HOA Reserve Studies

Using a Reserve Study Effectively

When buying a home, what are the first things to think about? Some considerations may include: location, the quality of nearby schools, number of bathrooms and bedrooms in the home, etc. If a property is located in an HOA, then the considerations may include: what are the amenities and how high are the dues?

One important topic however is typically not addressed when buying a home within a HOA; is the replacement reserve account adequately funded?

Based on recent statistics of over 30,000 homeowner associations, the answer is most likely no. On average, about 40% of associations are in the ‘Fair’ range, meaning that there is a 10%-20% chance of risk of special assessment. Approximately 30% of associations are in the ‘Weak’ range where the risk of special assessment and deferred maintenance jumps to 30%-60%.

How can a savvy buyer know whether or not their association is at risk for special assessment and why should they care?

A special assessment is fee levied on current homeowners to cover expenses or projects. For example, if there is a 10 unit condominium with a $30,000 roof to replace and no money in their reserve account, then each owner must pay a $3,000 special assessment to cover the cost of replacement. The reason this is a problem is that this situation can be easily avoided if the prior board and owners had been putting money away for this predictable expense. If a potential buyer was not aware that the reserve account was not sufficiently funded for this expense, then once they move in, the new homeowner will have to cover the $3,000 bill!

A Reserve Study is the best way to establish whether or not an association is at risk for a special assessment or deferred maintenance as well as providing direction and recommendations to current owners on how to be proactive with their funding. Maintaining an adequate Reserve Fund is a bit like saving for retirement: a bit of self-denial now prevents a bigger problem later.

A Reserve Study helps boards explain how a sound plan for maintaining or replacing common area elements benefits all owners right away, as well as in the long run. As soon as their Association receives and begins to implement the Reserve Study report, current member-owners benefit in several ways:

  • Reduced conflict. Assessments based on a Reserve Study are founded on hard facts and objective analysis. Owners may still disagree about how quickly to top off their Reserve Fund, but with the report in hand; discussion can proceed from a baseline of accepted facts.
  • Predictable costs. Without a Reserve Study, owners never know when the next maintenance surprise will bring about a sudden Special Assessment. Once leaders start to act on the Reserve Plan, owners know what to expect, and develop confidence in their Manager and Board.
  • Enhanced resale values. Savvy buyers take Association fees into account when they decide how much to offer for a unit. One of the most frequent objections selling agents hear from prospects is, “How do I know fees won’t go up after I buy?” A professionally-written Reserve Study is the best response to this concern, because it provides exactly the disclosure buyers are entitled to and the assurance they need.

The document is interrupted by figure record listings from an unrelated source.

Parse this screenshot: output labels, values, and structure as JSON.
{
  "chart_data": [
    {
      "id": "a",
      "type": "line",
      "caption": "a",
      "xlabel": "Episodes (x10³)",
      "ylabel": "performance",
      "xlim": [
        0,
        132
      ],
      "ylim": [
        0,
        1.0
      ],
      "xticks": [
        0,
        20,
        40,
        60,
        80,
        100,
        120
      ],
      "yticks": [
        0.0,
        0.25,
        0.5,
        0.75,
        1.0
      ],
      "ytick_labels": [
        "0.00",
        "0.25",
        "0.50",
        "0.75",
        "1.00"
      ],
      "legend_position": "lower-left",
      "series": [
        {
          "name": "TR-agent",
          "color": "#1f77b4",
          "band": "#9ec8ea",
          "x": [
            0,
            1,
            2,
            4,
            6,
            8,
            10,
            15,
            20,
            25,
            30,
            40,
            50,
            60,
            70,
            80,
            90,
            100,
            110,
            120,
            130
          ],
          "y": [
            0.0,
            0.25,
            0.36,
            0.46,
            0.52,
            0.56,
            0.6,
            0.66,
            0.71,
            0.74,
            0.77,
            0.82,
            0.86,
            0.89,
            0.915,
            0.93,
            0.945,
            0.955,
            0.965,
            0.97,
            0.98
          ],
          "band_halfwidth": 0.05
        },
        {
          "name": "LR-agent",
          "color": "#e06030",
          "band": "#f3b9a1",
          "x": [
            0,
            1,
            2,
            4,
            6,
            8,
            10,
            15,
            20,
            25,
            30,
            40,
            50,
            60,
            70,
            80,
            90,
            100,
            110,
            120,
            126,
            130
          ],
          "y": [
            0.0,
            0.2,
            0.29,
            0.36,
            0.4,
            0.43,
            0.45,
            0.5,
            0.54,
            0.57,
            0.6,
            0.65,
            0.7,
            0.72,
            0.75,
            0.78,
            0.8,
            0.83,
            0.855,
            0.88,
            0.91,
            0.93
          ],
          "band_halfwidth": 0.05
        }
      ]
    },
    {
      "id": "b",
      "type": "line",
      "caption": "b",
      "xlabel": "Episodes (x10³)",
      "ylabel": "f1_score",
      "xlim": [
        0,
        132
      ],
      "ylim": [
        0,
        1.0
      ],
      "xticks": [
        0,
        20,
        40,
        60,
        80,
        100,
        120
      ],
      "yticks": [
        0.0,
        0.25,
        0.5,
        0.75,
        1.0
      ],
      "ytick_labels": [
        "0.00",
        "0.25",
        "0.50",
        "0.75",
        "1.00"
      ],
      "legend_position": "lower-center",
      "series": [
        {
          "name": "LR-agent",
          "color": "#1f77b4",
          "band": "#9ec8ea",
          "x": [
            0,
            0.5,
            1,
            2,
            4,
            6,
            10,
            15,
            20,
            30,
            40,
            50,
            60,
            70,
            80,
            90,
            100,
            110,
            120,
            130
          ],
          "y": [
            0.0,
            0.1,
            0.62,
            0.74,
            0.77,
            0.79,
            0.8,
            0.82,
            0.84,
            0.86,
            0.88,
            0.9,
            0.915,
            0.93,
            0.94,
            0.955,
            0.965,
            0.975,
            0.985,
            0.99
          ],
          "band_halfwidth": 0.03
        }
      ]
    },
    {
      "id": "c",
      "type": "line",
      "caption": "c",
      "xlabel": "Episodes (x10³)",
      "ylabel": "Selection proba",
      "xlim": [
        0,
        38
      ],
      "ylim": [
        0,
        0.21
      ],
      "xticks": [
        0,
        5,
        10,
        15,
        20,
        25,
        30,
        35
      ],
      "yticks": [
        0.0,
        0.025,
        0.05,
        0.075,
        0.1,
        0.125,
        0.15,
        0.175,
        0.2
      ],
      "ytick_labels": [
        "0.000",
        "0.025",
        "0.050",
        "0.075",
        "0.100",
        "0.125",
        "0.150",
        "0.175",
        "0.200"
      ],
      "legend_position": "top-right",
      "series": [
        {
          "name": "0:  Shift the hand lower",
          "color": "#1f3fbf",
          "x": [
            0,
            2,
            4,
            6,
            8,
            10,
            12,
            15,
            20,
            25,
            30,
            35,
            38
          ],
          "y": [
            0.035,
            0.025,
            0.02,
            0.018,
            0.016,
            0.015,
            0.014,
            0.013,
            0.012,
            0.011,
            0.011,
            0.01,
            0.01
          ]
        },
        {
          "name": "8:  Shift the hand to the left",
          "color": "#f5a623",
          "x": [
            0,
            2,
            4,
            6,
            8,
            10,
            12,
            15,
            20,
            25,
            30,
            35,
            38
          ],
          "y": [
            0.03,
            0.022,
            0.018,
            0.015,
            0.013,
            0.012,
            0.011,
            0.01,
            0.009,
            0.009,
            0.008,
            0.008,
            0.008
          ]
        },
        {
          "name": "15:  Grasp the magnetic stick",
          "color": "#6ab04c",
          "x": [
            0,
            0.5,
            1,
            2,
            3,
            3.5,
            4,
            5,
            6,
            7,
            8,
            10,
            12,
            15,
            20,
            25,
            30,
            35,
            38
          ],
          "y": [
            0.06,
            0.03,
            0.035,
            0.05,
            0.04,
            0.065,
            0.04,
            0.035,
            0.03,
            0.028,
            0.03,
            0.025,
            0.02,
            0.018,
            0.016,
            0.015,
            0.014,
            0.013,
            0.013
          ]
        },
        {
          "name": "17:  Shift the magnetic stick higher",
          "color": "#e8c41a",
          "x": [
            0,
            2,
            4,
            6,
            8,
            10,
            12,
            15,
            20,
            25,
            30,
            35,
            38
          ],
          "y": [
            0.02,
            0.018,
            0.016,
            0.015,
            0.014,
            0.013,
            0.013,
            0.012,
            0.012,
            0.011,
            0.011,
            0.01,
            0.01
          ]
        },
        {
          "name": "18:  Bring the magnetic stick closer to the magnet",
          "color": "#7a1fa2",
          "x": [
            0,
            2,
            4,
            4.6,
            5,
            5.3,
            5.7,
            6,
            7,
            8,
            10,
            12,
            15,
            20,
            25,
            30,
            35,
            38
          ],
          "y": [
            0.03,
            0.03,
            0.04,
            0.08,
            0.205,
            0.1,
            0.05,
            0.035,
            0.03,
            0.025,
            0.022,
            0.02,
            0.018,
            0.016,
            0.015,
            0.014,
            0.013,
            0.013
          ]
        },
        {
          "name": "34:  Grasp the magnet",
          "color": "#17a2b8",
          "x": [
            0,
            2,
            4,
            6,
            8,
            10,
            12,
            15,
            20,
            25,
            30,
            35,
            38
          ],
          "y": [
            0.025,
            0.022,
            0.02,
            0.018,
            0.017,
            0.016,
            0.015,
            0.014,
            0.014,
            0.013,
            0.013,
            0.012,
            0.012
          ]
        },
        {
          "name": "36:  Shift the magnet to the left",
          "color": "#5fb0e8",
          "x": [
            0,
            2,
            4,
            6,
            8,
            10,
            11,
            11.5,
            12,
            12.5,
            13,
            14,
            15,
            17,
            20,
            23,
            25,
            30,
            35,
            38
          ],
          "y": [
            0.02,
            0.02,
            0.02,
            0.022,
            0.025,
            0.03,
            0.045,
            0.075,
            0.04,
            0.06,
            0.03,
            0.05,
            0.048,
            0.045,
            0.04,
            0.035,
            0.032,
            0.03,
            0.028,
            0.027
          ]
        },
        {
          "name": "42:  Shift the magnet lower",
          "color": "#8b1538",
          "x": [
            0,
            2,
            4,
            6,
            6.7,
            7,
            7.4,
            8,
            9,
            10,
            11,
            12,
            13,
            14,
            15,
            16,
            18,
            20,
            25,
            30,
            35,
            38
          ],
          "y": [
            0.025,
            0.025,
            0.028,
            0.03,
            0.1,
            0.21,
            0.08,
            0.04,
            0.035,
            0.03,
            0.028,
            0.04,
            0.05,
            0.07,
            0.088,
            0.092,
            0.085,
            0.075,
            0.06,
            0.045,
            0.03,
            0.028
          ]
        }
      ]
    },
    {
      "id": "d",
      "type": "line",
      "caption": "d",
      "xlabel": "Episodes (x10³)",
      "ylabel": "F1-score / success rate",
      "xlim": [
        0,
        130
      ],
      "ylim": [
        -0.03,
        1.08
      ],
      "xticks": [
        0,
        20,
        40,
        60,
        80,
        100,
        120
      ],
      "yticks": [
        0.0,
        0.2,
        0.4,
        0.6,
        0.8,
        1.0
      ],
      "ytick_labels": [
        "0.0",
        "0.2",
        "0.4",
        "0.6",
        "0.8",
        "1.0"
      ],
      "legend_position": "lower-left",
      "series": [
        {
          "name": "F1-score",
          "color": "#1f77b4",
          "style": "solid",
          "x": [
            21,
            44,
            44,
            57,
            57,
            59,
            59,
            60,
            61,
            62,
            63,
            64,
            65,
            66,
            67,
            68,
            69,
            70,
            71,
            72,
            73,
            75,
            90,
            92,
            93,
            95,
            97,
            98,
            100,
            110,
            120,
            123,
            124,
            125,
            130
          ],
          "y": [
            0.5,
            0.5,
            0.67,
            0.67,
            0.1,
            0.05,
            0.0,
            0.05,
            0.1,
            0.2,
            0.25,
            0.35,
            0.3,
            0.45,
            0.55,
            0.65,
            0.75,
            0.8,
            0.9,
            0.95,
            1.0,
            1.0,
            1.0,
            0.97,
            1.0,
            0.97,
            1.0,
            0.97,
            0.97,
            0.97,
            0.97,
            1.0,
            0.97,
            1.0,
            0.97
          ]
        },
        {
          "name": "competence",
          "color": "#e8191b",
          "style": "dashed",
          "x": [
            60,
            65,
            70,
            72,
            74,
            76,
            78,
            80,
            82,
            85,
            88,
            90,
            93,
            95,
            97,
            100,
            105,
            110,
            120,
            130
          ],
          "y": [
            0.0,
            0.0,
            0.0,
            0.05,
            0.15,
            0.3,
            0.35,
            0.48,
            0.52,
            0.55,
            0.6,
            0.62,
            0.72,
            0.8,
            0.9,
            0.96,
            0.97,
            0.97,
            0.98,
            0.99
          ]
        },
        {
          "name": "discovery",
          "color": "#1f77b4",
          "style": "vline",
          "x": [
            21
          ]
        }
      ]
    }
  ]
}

In addition to the points above, the Reserve Study will also promote fairness among all owners, present and future. A Reserve Study must provide the following factors when providing funding recommendations:

  1. Adequate Reserves when Required
  2. Budget Stability
  3. Fair Distribution of Contributions
  4. Fiscal Responsibility

To elaborate, fundamentally the Reserve Funding Plan must provide adequate funds when they are expected to be required at a future point in time.

If $30,000 is needed in the year 2020 for a new roof, the Funding Plan should yield a Reserve Balance of at least $30,000 in that year. Because associations are corporations and their members expect and deserve the corporation to be run in a stable manner, it is important that the budget be designed for year to year stability. Large assessment changes from year to year indicate instability, and homeowners deserve a degree of stability in order to plan their own budgets.

To be fair to the owners and to stay away from accusations of “self-dealing”, it is important to offset inherently unstable periodic Reserve expenses with a stable Reserve income stream. It is fundamentally unfair (and potentially irresponsible) to burden one set of owners (think of the example of the new homeowner) with the cost of a replacing a Reserve component that deteriorated over a period of many years. This means that in addition to spreading the Reserve contributions fairly among the present unit owners, it is important to spread the Reserve contributions fairly among current and future owners. Since Board Members are “fiduciaries” (caring for the assets of others), they have to act in a fiscally responsible manner, making sound, business judgement decisions. Board Members must to act as corporate officers of multi-million dollar Real Estate corporations should act, making responsible, informed plans as they fulfill their job to “maintain, protect, and enhance” the assets of the corporation.

Rather than being in the dark about upcoming projects, current homeowners and savvy buyers should utilize the data provided in a Reserve Study to assess the current trajectory of an association’s reserve account. This data, provided by a credentialed professional, will bring insight and order to a distracted and cluttered housing environment and allow homeowners to make wise decisions about the care of their properties.

Bryan Farley

About the Author

Bryan Farley has completed over 1,500 Reserve Studies and earned the Community Associations Institute (CAI) designation of Reserve Specialist (RS #260). His experience includes all types of condominium and homeowners’ associations throughout the United States, ranging from international high-rises, historical monuments, and municipalities. Bryan is a frequent educator and author on the topic of Capital Reserve Planning.